What counts as cheating?
What counts as cheating – and what doesn’t – is something a team of Canadian researchers were curious about. Past research had looked at obvious things like having sex with someone other than a partner. But there were major gaps when it came to other behaviours that could be considered unfaithful, like developing a strong emotional connection with someone else, or spending tons of time with them online. Or what about checking someone out across the room? Or watching porn?
To get a better understanding of what counts as cheating for most people, the researchers rounded up over 1300 men and women and had them fill in a cheating survey. The survey had a long list of behaviours on it that people might see as unfaithful. These included everything from having full-on intercourse with someone else, to watching movies in the dark with them, or just ‘liking’ a person on Facebook.
For each behaviour, the participants were asked to think of a current or past partner (or a potential partner if they hadn’t yet been in a relationship) and rank the behaviour on a scale from one (not at all unfaithful) to seven (very unfaithful). The researchers then tallied up the rankings and grouped the results.
- The sex cheat
Anything involving sex, including intercourse and oral, was considered cheating by most participants. Showering with someone else or smooching also ranked pretty highly on the list. The researchers grouped these kinds of behaviours together under the ‘sexual/explicit’ category. Not surprisingly, most people agreed that if a partner got up to something like this, they were cheating.
- The buddy cheat
When it came to ‘emotional/affectionate’ behaviour, like sharing secrets with someone, or going out for a casual dinner or a formal event, there was less agreement among the participants. Unlike sex, these behaviours can be pretty ambiguous, say the researchers. It’s hard to know if two people are just close friends or if there’s something more going on.
- The cyber cheat
A third kind of cheating included things that happen via gadgets like cell phones or online. For example, creating an online dating profile or masturbating with someone over a webcam, are not the kinds of things people tend to want their partners to be doing. These behaviours are regarded as cheating to the same extent as similar offline behaviours, the researchers point out. So to do sending sexually explicit or affectionate texts.
- The solo cheat
Finally, some people feel that a partner can cheat all on their own. Masturbating solo counts, and watching porn or checking out a waiter/waitress might too. For them, a partner could be unfaithful if they are aroused by or attracted to someone else, even if they never act on their feelings. But the person could also say it’s a question of their partner doing things in secret, explain the researchers.
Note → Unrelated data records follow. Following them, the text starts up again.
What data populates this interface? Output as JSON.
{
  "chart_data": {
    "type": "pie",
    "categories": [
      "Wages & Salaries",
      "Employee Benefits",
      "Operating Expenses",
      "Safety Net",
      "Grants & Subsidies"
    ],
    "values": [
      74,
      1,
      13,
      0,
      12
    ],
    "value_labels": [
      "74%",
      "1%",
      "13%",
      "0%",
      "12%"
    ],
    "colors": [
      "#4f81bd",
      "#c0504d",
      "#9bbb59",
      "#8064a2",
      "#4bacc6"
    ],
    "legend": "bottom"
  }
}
Set your cheating boundaries
Interestingly, there wasn’t a single behaviour that got a top score of ‘very unfaithful’ from everybody. So even things most people see as cheating – like intercourse – aren’t considered ‘very unfaithful’ for everyone. The opposite was also true: no behaviour was given the lowest unfaithfulness ranking by all participants, which means that some people even think it’s cheating if a partner finds a celebrity attractive.
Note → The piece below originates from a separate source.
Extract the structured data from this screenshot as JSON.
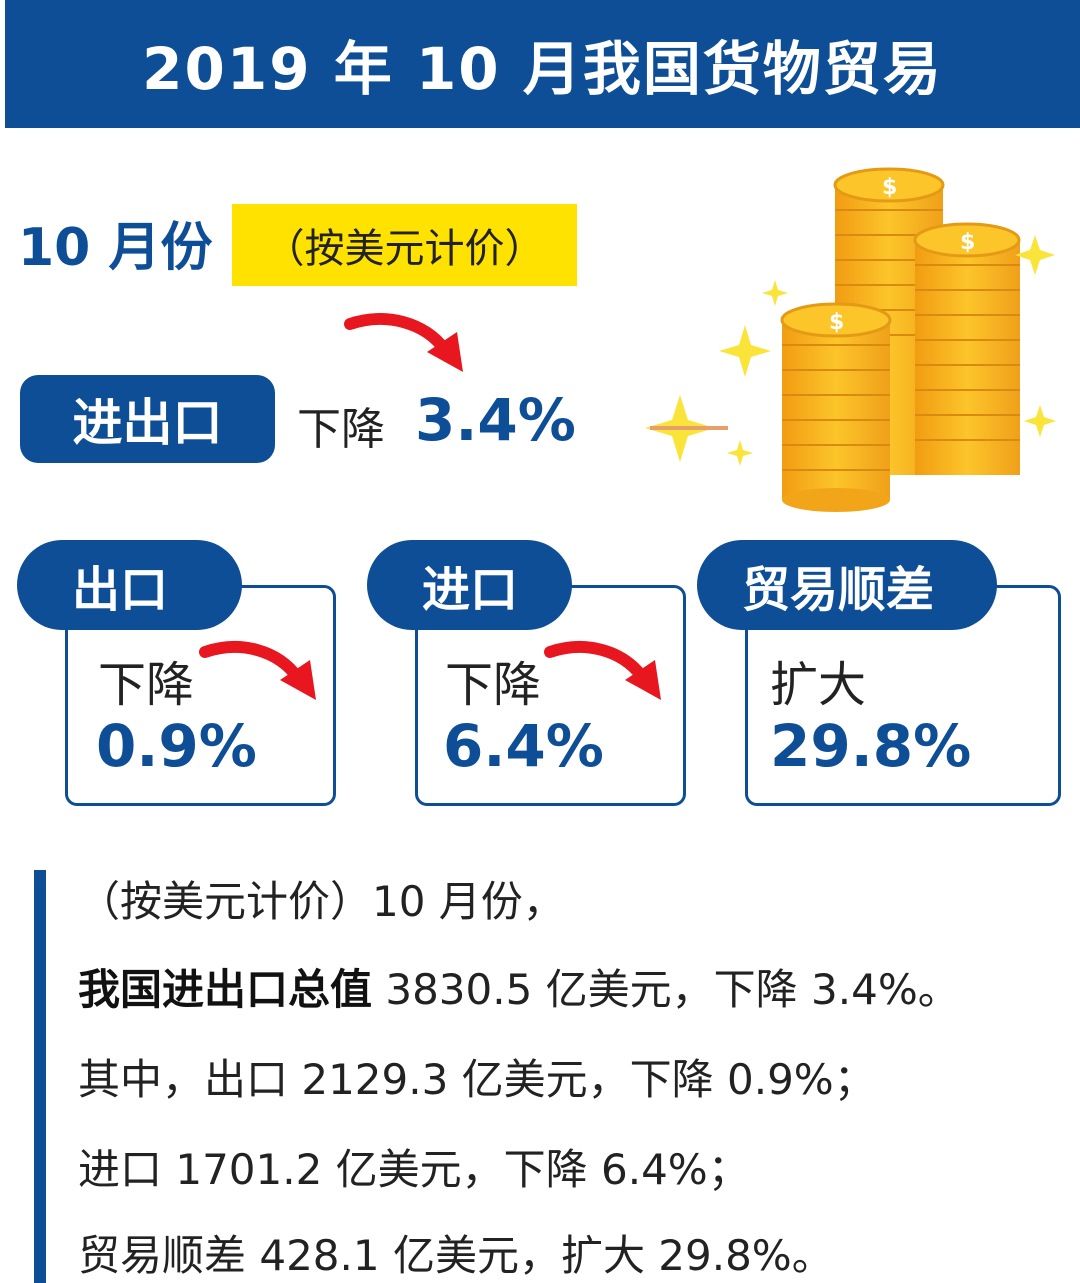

Since people have such different ideas about what counts as cheating, the take-home message of this research might very well be to get your feelings out on the table, say the researchers. So if study sessions with a friend feel like cheating to you, don’t assume they do to your partner too. It’s important to talk to your partner about what you both feel it means to be faithful.
Reference: Thompson, A.E. & O'Sullivan, L.F. (2016). Drawing the Line: The Development of a Comprehensive Assessment of Infidelity Judgments. J Sex Res. 53(8):910-26.